This article is more than 21 years old
Diane Lane's steamy portrayal of a 'mature, sympathetic adultress' in Unfaithful will finally give her the one thing she's been avoiding all her professional life - a Hollywood ending. She tells Sanjiv Bhattacharya about coached sex scenes and Richard Gere's ultimatum

If you've ever wondered whether movie stars enjoy shooting sex scenes, think of Diane Lane, star of Unfaithful, whose wild clandestine romps with co-star Olivier Martinez take place in a bed, on a landing and up against the loo wall in a New York cafe.

'Difficult? Oh my God, yes,' she says, nodding seriously. 'You see, Adrian's a yeller.'

Adrian Lyne, the acclaimed British director, is an old master at making celluloid sizzle, having already directed 9? Weeks and Fatal Attraction. His on-set technique, however, involves cheering the stars along like a coach from the sidelines.
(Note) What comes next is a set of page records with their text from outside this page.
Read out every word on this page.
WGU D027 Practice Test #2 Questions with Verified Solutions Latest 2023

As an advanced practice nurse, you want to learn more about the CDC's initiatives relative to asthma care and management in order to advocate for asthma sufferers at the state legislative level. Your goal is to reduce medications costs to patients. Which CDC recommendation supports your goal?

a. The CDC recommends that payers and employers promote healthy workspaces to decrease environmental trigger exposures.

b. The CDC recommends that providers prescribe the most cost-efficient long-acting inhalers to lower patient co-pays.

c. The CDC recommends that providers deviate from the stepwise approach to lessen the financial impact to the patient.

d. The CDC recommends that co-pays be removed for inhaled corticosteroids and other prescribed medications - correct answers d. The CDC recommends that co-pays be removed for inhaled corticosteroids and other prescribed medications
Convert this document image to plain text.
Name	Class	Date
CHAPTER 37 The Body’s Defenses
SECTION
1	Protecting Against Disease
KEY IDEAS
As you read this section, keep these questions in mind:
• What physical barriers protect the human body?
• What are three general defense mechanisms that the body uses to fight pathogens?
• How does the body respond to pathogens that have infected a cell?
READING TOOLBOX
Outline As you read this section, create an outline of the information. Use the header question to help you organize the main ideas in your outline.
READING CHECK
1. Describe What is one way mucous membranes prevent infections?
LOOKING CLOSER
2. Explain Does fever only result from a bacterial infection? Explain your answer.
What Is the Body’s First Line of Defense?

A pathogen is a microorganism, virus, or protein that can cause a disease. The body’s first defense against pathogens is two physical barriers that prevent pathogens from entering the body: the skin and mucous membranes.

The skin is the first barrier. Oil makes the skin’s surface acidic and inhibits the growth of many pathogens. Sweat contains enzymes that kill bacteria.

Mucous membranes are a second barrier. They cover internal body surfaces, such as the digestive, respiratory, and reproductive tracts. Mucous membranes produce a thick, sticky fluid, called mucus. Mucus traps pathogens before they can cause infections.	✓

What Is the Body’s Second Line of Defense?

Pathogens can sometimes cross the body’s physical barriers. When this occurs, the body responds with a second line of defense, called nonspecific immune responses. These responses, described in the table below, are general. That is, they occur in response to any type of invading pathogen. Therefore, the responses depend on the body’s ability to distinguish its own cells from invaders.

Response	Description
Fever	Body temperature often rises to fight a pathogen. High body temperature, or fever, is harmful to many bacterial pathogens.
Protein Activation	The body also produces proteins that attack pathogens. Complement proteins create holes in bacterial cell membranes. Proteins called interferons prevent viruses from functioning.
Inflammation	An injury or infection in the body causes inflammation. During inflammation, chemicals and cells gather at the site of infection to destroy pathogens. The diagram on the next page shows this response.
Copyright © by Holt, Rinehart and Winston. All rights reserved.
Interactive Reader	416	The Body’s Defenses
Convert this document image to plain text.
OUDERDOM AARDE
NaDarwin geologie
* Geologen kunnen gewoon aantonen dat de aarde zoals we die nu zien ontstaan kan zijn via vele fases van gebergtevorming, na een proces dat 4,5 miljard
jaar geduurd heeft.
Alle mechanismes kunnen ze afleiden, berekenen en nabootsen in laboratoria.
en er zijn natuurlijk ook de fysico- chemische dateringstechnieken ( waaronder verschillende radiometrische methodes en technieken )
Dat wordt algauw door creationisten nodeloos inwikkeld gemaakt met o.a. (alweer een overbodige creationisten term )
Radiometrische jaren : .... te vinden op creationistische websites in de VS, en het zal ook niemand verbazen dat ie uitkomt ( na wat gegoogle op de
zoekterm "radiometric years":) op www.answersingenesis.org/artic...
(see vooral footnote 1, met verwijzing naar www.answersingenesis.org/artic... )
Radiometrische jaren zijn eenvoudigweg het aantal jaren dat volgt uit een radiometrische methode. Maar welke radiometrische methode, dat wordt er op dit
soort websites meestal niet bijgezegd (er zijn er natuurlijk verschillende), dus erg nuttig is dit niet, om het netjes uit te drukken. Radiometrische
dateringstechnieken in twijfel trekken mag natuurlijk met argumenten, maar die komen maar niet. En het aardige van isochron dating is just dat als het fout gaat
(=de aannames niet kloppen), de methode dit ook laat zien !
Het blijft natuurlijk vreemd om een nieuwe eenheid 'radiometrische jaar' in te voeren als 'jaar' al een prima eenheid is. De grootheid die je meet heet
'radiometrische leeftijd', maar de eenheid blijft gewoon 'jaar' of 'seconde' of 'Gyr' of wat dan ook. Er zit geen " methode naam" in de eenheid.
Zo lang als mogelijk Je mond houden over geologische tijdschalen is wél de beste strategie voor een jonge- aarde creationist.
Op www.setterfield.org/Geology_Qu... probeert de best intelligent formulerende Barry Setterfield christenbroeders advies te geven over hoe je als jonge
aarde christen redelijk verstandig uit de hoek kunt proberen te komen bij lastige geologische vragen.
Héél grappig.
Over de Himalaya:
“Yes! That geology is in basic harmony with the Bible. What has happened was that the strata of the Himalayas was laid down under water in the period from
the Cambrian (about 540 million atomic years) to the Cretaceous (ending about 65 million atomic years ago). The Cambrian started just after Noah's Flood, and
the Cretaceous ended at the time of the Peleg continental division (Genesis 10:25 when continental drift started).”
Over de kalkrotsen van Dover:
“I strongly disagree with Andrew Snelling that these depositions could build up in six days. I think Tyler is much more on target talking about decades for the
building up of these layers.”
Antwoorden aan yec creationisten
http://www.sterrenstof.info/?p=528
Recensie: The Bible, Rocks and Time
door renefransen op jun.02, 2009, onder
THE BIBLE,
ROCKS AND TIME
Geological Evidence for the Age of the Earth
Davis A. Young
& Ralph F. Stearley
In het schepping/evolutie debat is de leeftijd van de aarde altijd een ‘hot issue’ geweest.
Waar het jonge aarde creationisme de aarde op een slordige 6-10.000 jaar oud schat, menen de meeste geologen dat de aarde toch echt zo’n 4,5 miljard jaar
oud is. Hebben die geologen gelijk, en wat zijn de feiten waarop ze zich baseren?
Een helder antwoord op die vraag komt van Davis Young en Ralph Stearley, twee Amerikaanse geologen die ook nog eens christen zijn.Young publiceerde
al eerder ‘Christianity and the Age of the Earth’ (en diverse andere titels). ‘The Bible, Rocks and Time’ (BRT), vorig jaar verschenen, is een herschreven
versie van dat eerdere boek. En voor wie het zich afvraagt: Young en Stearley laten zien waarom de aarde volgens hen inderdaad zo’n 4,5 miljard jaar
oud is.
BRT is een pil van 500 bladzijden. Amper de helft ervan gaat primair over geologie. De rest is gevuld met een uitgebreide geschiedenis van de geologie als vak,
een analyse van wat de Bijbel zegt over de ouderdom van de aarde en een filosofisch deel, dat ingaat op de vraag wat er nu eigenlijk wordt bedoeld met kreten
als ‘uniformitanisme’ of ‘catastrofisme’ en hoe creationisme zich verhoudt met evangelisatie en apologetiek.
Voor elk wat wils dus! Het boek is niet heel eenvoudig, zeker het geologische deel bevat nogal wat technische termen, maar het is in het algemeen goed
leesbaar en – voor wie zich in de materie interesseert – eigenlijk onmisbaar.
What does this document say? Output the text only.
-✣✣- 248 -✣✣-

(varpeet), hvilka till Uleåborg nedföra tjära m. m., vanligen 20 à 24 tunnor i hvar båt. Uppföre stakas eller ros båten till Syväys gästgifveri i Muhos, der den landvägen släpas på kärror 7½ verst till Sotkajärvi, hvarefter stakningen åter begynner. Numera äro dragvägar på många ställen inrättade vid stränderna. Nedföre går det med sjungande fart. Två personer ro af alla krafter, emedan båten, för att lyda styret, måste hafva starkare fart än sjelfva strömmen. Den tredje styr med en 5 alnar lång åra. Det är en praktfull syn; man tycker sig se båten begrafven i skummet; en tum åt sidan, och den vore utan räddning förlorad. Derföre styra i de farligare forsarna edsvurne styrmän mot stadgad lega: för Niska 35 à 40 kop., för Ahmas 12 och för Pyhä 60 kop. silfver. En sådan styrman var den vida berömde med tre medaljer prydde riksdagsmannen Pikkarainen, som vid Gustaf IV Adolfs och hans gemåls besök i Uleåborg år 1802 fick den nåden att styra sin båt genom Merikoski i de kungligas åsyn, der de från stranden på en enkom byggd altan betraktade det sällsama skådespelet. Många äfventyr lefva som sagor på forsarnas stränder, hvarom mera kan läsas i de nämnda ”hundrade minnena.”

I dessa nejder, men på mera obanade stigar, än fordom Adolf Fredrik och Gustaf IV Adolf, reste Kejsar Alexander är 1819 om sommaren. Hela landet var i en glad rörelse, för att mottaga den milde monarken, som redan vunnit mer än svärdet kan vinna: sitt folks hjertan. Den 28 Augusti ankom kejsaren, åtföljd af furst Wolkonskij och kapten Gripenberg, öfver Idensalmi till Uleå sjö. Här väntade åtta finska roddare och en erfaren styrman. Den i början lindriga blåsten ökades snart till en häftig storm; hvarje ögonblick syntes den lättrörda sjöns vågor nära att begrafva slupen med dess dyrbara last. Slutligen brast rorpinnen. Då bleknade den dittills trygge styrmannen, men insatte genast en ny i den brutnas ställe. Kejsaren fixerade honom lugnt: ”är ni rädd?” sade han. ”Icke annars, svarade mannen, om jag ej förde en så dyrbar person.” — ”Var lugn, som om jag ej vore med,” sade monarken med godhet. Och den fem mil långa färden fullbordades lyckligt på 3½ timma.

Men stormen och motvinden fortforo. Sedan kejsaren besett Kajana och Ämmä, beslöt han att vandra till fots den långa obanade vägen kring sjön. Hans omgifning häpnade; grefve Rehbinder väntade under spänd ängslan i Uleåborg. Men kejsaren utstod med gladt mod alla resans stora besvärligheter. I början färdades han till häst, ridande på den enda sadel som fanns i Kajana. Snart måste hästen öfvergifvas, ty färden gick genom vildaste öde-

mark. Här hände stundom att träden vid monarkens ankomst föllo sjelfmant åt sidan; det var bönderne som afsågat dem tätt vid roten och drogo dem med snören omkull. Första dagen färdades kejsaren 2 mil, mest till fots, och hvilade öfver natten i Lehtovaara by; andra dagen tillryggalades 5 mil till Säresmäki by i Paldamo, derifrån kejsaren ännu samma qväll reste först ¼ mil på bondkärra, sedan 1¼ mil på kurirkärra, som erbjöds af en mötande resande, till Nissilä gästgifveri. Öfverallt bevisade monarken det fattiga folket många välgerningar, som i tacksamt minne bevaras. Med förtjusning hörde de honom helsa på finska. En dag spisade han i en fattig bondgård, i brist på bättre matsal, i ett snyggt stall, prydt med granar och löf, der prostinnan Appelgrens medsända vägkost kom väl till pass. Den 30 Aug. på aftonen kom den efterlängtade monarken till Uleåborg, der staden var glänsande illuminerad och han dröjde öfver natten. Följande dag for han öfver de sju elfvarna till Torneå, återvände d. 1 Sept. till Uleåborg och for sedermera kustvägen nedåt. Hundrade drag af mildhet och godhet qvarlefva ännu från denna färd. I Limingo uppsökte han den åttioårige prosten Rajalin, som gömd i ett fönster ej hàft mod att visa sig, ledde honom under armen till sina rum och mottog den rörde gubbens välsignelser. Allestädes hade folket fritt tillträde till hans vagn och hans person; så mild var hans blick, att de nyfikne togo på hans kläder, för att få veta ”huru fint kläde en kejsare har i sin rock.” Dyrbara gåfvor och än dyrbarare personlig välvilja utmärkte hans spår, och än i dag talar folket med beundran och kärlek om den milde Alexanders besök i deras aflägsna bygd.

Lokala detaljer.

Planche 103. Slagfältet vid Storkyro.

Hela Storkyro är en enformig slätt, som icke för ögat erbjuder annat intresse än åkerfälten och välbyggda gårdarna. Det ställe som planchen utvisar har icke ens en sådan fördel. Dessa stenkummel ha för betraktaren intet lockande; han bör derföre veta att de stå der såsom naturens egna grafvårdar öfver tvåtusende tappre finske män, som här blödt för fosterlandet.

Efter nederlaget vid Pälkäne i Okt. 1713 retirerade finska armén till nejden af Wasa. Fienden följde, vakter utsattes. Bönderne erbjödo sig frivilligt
'Stuff like, "That's it! Great! Go! Go! Do it again!"' says Lane, laughing. 'I had to ask him to stop. His other trick was to shoot a whole magazine of film, so one take was as long as five takes. By the end, you're physically and emotionally shattered' She sips her water and picks lint off her crimson tonic jacket. 'It took a lot out of me - it was like having a baby. I haven't worked since. Still recovering.'

We're sitting in a sterile suite at the Four Seasons Hotel in Beverly Hills for one of those allotted half-hours on the 'international press' carousel. It's the kind of drive-through interview that tends to give an actress the distant cordiality of a flight stewardess, smiling but with the defences firmly in place. Not Lane, though. She's warm and frank and happy to talk sex scenes from the off. 'It's all part of the job,' she laughs. 'And believe me, talking about it is easier than doing it!'

That Lane is working at all counters a theory or two about child stars. After all, there was a time when she was so set for success that failure seemed inevitable. Her first film, A Little Romance, propelled her to the cover of Time at the age of 14. Her co-star Laurence Olivier hailed her as 'the new Grace Kelly' and Francis Ford Coppola cited her as his favourite young actress. She was worth millions by the age of 18 and had the world at her feet, but instead of soaring to Jolie or Paltrow heights, or indeed careening into a muddle of drug abuse and therapy, Lane spent the 90s as a 'working actress', a hidden diamond in a string of also-rans and occasionally excellent indies.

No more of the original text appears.